Well I thought I would talk to you about the tea rooms at church house during General synod last month. Firstly, if you'r unfamiliar with the carry on there, the food is varied offering both a cooked option as well as various sandwiches, well that is unless you arrive late and then its tuna. The prices are good for London but I’m told that the food at the Methodist establishment over the road is more varied and cheaper. In church house the tea and coffee are free!
The overall ambience of the room is a bit odd I’m afraid. Certainly the wood panelled walls might have been ordered for the Bishops, to make them feel quite at home. The panelling also has the effect of making the rest of us feel awkwardly superior compared to the student demonstrators ‘kettled’ in the wintry cold outside.
Image via Wikipedia I did espy a policeman in full riot gear charge through the main doors of church house and minutes later reappear from the lower floor. He charged out again with a little less speed, this time zipping his trousers up as he ran.
That aside, it is the seating arrangements that are truly dire in the tea rooms during General synod. Knowing that you’re Catering for over 400 members, guests and hangers on might enable you to ensure adequate seating. It turns out that this is not the case at all. Yes there are tables and chairs, for about 100 at most, the rest have to perch where they can. The grand wooden panelling and fine ceiling are exposed to the rag tag flopping about of ladies and gentlemen clutching plates of hot food and splashing tea cups close to one another. The scene would be reminiscent of a debauched ball were it not for the sincere and often serious faces of the participants.

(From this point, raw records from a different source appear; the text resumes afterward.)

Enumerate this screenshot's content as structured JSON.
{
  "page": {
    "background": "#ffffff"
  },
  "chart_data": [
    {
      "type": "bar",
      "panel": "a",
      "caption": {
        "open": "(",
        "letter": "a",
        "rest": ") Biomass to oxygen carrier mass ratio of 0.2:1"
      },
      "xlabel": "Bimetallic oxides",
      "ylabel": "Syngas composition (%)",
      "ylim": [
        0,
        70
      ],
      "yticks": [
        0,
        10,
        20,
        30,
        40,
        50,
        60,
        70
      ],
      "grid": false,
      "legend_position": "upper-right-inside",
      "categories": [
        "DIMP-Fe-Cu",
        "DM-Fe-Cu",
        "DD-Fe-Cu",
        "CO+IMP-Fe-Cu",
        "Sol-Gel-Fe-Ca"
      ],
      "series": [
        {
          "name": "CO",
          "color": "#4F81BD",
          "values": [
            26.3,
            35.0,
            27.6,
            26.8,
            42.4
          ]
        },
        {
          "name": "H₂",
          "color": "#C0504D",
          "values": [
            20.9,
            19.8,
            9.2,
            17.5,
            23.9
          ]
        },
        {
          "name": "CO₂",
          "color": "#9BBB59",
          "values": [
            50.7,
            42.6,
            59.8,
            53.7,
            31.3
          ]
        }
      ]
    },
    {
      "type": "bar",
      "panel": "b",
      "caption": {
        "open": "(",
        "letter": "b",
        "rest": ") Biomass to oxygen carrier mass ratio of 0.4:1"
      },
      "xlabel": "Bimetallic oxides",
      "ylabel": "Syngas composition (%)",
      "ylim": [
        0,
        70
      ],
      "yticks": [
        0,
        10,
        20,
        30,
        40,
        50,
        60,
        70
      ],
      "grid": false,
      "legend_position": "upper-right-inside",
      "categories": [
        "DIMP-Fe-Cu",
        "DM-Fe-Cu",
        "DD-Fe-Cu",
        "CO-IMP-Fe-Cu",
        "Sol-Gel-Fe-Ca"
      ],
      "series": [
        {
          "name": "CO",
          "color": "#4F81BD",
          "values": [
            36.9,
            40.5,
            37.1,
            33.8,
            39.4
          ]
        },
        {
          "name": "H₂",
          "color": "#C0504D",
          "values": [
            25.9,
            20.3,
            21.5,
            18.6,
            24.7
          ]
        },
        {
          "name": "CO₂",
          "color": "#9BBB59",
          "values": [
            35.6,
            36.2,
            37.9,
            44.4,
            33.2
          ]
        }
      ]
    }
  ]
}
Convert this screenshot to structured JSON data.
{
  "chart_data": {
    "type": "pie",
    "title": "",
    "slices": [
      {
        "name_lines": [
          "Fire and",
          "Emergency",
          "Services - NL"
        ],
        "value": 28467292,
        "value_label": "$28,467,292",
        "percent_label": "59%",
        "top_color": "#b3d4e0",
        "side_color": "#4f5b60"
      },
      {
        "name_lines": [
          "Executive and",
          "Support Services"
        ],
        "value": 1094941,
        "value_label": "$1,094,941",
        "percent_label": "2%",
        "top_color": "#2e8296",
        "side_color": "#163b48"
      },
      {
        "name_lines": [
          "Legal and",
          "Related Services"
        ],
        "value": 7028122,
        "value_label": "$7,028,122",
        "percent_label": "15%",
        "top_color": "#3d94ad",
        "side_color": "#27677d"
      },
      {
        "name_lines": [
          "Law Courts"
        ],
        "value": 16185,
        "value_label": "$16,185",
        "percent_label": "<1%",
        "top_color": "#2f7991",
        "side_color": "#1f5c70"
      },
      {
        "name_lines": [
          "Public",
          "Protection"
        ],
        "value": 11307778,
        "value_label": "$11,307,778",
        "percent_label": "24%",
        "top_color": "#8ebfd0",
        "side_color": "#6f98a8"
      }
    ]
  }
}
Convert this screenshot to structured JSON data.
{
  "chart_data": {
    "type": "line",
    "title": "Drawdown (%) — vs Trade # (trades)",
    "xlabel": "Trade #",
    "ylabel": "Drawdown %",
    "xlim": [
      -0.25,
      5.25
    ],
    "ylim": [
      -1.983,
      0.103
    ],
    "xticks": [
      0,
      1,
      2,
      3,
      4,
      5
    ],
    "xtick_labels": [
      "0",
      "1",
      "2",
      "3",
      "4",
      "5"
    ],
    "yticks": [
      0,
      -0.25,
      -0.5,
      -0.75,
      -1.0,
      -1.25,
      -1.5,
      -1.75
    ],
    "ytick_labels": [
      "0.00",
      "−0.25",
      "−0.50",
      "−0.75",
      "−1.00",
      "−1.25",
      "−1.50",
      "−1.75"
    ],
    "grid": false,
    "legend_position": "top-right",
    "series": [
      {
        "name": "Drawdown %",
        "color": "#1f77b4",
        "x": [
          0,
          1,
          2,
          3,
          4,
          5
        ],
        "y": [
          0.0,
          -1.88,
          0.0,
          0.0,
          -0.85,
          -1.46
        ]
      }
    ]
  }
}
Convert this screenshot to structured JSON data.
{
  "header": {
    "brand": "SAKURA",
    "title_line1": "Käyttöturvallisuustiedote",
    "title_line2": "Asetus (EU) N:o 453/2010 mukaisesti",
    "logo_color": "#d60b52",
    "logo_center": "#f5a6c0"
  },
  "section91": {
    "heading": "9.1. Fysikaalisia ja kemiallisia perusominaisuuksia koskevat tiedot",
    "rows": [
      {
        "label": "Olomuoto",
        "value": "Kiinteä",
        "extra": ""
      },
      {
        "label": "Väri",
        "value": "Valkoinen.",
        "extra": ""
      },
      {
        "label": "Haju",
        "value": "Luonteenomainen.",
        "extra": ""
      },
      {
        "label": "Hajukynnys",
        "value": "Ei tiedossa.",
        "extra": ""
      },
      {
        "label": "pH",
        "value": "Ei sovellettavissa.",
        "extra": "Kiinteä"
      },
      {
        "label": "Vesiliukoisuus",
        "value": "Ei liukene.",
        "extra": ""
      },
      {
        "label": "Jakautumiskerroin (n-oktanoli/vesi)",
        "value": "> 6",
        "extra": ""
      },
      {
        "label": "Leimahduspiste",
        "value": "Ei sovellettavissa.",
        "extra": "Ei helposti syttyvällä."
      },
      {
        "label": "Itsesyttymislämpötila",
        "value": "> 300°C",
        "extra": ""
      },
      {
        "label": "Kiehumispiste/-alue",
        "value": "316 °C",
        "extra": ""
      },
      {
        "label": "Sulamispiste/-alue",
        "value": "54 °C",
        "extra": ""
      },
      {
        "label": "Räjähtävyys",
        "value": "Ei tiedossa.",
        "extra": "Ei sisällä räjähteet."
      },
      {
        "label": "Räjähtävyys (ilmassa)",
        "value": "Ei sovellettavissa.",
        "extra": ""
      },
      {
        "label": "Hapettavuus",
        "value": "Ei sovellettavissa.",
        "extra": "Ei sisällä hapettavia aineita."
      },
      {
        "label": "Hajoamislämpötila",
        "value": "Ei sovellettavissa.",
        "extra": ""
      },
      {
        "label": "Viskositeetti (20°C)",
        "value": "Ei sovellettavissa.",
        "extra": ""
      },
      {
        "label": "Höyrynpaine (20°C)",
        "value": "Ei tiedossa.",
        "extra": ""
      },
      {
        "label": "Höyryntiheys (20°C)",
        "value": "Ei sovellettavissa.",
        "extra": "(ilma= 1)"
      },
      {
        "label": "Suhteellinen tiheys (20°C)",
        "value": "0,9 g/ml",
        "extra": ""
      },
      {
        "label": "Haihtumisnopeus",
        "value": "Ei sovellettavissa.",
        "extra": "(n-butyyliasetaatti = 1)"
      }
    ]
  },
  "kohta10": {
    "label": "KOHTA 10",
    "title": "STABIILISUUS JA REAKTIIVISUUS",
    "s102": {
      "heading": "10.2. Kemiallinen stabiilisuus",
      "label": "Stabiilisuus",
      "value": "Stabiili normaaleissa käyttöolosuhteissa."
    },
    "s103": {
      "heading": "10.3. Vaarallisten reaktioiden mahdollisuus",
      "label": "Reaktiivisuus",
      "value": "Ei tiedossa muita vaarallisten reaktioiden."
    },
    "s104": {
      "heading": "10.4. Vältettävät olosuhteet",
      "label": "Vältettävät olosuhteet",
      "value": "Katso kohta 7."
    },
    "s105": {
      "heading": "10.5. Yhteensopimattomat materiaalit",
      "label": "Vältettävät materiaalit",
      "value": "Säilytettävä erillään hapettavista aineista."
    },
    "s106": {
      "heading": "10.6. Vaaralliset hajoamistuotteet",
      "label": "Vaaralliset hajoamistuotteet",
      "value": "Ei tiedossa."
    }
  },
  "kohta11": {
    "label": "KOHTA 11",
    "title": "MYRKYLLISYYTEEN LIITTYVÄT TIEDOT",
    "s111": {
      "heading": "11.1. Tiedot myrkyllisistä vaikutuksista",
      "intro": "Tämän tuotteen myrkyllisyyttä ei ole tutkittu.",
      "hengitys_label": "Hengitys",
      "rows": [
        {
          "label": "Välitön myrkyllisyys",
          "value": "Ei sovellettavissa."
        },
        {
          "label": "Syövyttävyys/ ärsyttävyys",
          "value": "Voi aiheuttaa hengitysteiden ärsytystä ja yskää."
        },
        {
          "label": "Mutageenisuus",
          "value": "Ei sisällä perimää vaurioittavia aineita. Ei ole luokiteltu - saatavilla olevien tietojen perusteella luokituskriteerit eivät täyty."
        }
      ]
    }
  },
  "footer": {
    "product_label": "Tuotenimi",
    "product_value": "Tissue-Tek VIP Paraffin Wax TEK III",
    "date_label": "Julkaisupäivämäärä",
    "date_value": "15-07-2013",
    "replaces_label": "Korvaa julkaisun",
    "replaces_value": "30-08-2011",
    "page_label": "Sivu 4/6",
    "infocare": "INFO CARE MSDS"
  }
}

For myself I managed to sit on the floor in a corner of the room and espied the various members pottering about, looking hither and thither as to whom they might like to ‘sit’ next to, or more importantly who they might like to avoid.
Listening to the discussions can be interesting, especially at this synod because of the wheeling and dealings people get up to; such as asking for support for their election to various comittees and posts and suchlike. They are very blatant.
In a rather amusing cameo, I espied a rather shiny trouser bottomed archdeacon from a northern diocese offering the very last tuna surprise to a short cassocked monk not used to such luxury food items. I felt the religious grabbed the sandwich with rather more speed and confidence than he should be familiar with.